Sunday, November 9, 2014

Multiplication Madness

 I found these free Multiplication Multiples on Judy Hopf's Teacher Pay Teacher Store. I knew I wanted to use them in my class but wasn't sure exactly how.  Then it hit me!

I inherited a Multiplication Race Track display when I moved to my new room this year. I loved it and didn't want to take it down.  So I paired the two together for a perfect math center. I added the Multiplication Multiples to the track and the kids now have a great way to practice their facts.  Here's how.

Have you ever used number ladders for students to learn their facts?   The students bounce a tennis ball as they say the multiples for the digit they are working on.  Brain research says that the bouncing and repetition of the multiples makes the learning stick for the kids.

They also build arrays, use Cuisenaire rods and lots of other multiplication partner games from K-5 Math Teaching Resources to help them learn their facts. Then it's time to assess.

I must say up front that I am not a fan of timed test. OK, I feel better now.  Having said that, each child takes a test for whichever number they are working on.  We call them "Scoops Test".  I got the "Scoops Test" idea from Laura Candler many, many years ago when I taught fourth grade.  I tried to find a link on her website, and on her TPT store, but I couldn't find it.  I was able to find a link to her multiplication and division sample pack.

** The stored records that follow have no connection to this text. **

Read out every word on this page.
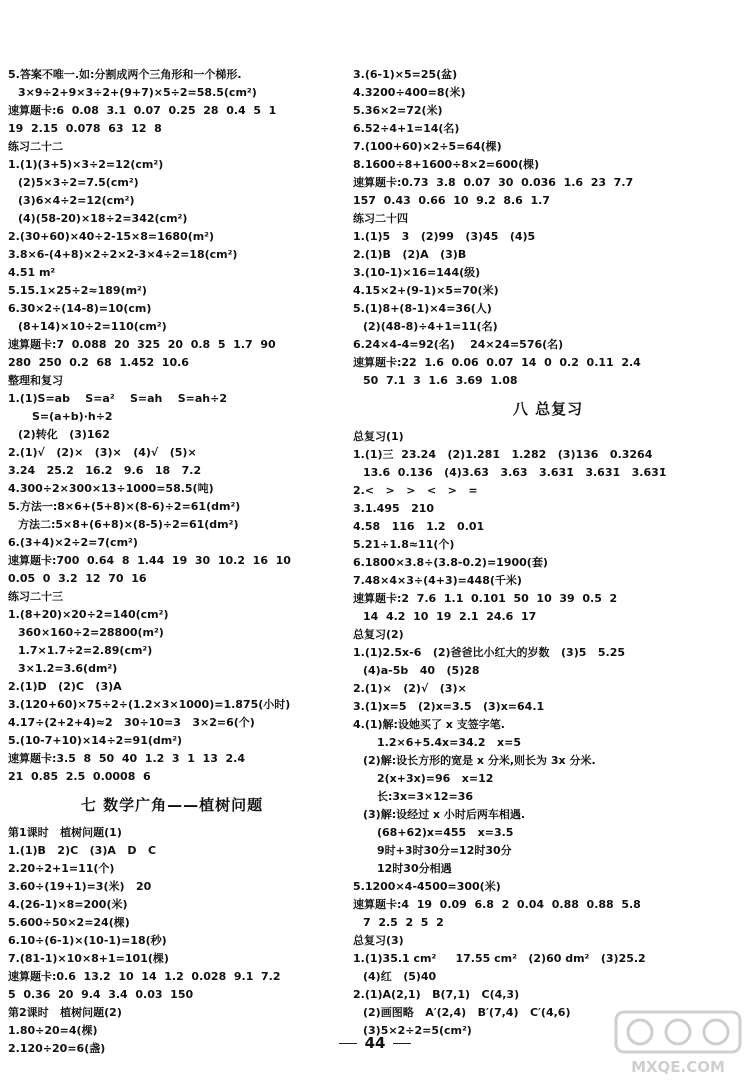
5.答案不唯一.如:分割成两个三角形和一个梯形.
3×9÷2+9×3÷2+(9+7)×5÷2=58.5(cm²)
速算题卡:6  0.08  3.1  0.07  0.25  28  0.4  5  1
19  2.15  0.078  63  12  8
练习二十二
1.(1)(3+5)×3÷2=12(cm²)
(2)5×3÷2=7.5(cm²)
(3)6×4÷2=12(cm²)
(4)(58-20)×18÷2=342(cm²)
2.(30+60)×40÷2-15×8=1680(m²)
3.8×6-(4+8)×2÷2×2-3×4÷2=18(cm²)
4.51 m²
5.15.1×25÷2≈189(m²)
6.30×2÷(14-8)=10(cm)
(8+14)×10÷2=110(cm²)
速算题卡:7  0.088  20  325  20  0.8  5  1.7  90
280  250  0.2  68  1.452  10.6
整理和复习
1.(1)S=ab    S=a²    S=ah    S=ah÷2
S=(a+b)·h÷2
(2)转化   (3)162
2.(1)√   (2)×   (3)×   (4)√   (5)×
3.24   25.2   16.2   9.6   18   7.2
4.300÷2×300×13÷1000=58.5(吨)
5.方法一:8×6+(5+8)×(8-6)÷2=61(dm²)
方法二:5×8+(6+8)×(8-5)÷2=61(dm²)
6.(3+4)×2÷2=7(cm²)
速算题卡:700  0.64  8  1.44  19  30  10.2  16  10
0.05  0  3.2  12  70  16
练习二十三
1.(8+20)×20÷2=140(cm²)
360×160÷2=28800(m²)
1.7×1.7÷2=2.89(cm²)
3×1.2=3.6(dm²)
2.(1)D   (2)C   (3)A
3.(120+60)×75÷2÷(1.2×3×1000)=1.875(小时)
4.17÷(2+2+4)≈2   30÷10=3   3×2=6(个)
5.(10-7+10)×14÷2=91(dm²)
速算题卡:3.5  8  50  40  1.2  3  1  13  2.4
21  0.85  2.5  0.0008  6
七 数学广角——植树问题
第1课时   植树问题(1)
1.(1)B   2)C   (3)A   D   C
2.20÷2+1=11(个)
3.60÷(19+1)=3(米)   20
4.(26-1)×8=200(米)
5.600÷50×2=24(棵)
6.10÷(6-1)×(10-1)=18(秒)
7.(81-1)×10×8+1=101(棵)
速算题卡:0.6  13.2  10  14  1.2  0.028  9.1  7.2
5  0.36  20  9.4  3.4  0.03  150
第2课时   植树问题(2)
1.80÷20=4(棵)
2.120÷20=6(盏)
3.(6-1)×5=25(盆)
4.3200÷400=8(米)
5.36×2=72(米)
6.52÷4+1=14(名)
7.(100+60)×2÷5=64(棵)
8.1600÷8+1600÷8×2=600(棵)
速算题卡:0.73  3.8  0.07  30  0.036  1.6  23  7.7
157  0.43  0.66  10  9.2  8.6  1.7
练习二十四
1.(1)5   3   (2)99   (3)45   (4)5
2.(1)B   (2)A   (3)B
3.(10-1)×16=144(级)
4.15×2+(9-1)×5=70(米)
5.(1)8+(8-1)×4=36(人)
(2)(48-8)÷4+1=11(名)
6.24×4-4=92(名)    24×24=576(名)
速算题卡:22  1.6  0.06  0.07  14  0  0.2  0.11  2.4
50  7.1  3  1.6  3.69  1.08
八 总复习
总复习(1)
1.(1)三  23.24   (2)1.281̇   1.282   (3)136   0.3264
13.6  0.136   (4)3.6̇3̇   3.63   3.631̇   3.631̇   3.631̇
2.<   >   >   <   >   =
3.1.495   210
4.58   116   1.2   0.01
5.21÷1.8≈11(个)
6.1800×3.8÷(3.8-0.2)=1900(套)
7.48×4×3÷(4+3)=448(千米)
速算题卡:2  7.6  1.1  0.101  50  10  39  0.5  2
14  4.2  10  19  2.1  24.6  17
总复习(2)
1.(1)2.5x-6   (2)爸爸比小红大的岁数   (3)5   5.25
(4)a-5b   40   (5)28
2.(1)×   (2)√   (3)×
3.(1)x=5   (2)x=3.5   (3)x=64.1
4.(1)解:设她买了 x 支签字笔.
1.2×6+5.4x=34.2   x=5
(2)解:设长方形的宽是 x 分米,则长为 3x 分米.
2(x+3x)=96   x=12
长:3x=3×12=36
(3)解:设经过 x 小时后两车相遇.
(68+62)x=455   x=3.5
9时+3时30分=12时30分
12时30分相遇
5.1200×4-4500=300(米)
速算题卡:4  19  0.09  6.8  2  0.04  0.88  0.88  5.8
7  2.5  2  5  2
总复习(3)
1.(1)35.1 cm²     17.55 cm²   (2)60 dm²   (3)25.2
(4)红   (5)40
2.(1)A(2,1)   B(7,1)   C(4,3)
(2)画图略   A′(2,4)   B′(7,4)   C′(4,6)
(3)5×2÷2=5(cm²)
44
MXQE.COM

She has changed it a bit since I used first used it.

Here's what we do.  To get ready for their test, each student writes the number they are working on 10 times down their paper.



 Once everyone has their paper ready, I call out numbers 0-10 (in random order) and they add the second factor to their paper.  To make sure we all start at the same time I say a little chant that goes like this:  Raise your pencils in the air, and wave 'em like you just don't care.  If you're ready to take this scoops test, somebody say Oh Yea!" and the kids respond loudly, "Oh Yea!  They have 1 minute to write their answers.


Once they have passed their test (with 100%), I make a note of the date on my recording form.  That way I can check-in with any students who get stuck for too long.


They color in the next "scoop" (get it:-))  on their recording sheet and move their popsicle sticks to the next number on the board. When I originally used this idea, each student had a cone on a bulletin board, and they added scoops to their cone as they passed their test.  You can get the student recording sheet and scoops from Digital Classroom Clipart's TPT store.



Now they are ready to practice the multiples for their next number.   Each student keeps their recording sheet glued on the last page of their math journal.  When the class learns their facts we will have an ice-cream party to celebrate!


I wasn't going to put the sticks in the pockets, but they wanted to.  The sticks have their student number written on them. I also added the Touch Math Memory Cue Poster so my students can make the connection when they are multiplying.  It has become a popular center in my room.  What do you do to help your students learn their facts?

Saturday, November 1, 2014

Writing and Edward Tulane

Our Class is reading The Miraculous Journey of Edward Tulane as part of The Global Read Aloud. You can read about the GRA here.  So what does Edward Tulane, scary funny creatures, and descriptive writing have in common?  I'm glad you asked.

First, let me back up a bit.  Each week we read a different poem to practice fluency and look at elements of grammar.  This week Jack Prelutsky's, The Creature in the Classroom, was our poem of the week.  We noticed the different synonyms he used for the verb "ate" and we also talked about adverbs.  The poem describes all the different things the creature ate, but it never tells you what the creature looks like, so we made our own. 


 I pulled out several different colors of construction paper, 
googly eyes, yarn, pom-poms, scissors, and glue. 


 They could use anything they wanted to create their creatures.  
Anything EXCEPT markers, crayons, or colored pencils!

Well, we couldn't just create creatures, even if it was Halloween and Pajama Day all rolled into one!  So I decided to have the students write narratives about their creatures.  I wanted them to focus on introducing the setting and their characters in the beginning of their stories. We took a look at how published authors introduce their characters, since we are all authors, by the way.

And guess which book we used?  You got it.  Kate DiCamillo does a terrific job of introducing the setting and describing Edward Tulane in the first 2 pages of her book.  In case you've forgotten here is her opening sentence:  "ONCE, IN A HOUSE ON EGYPT STREET, there lived a rabbit who was made almost entirely of china."  She then goes on to describe Edward in great detail.  I reread those pages to the students and then we quickly brainstormed different settings for their creature stories:  "Once, under a bed in an old wooden mansion . . . Once, in an underground tunnel in China . . . Once, in a classroom at Cheatham Hill lived a creature. " You get the picture.

 Next, we went out in the hall so they could get a better look at their creatures 
as they wrote their descriptive paragraphs. 

Then they shared their introductory paragraphs as the rest of the class checked to
 make sure they had done a good job with their descriptions.


Now that their introductory paragraphs are complete, they are ready to work on the rest of their story. I believe it's time to introduce my third graders to Google Docs.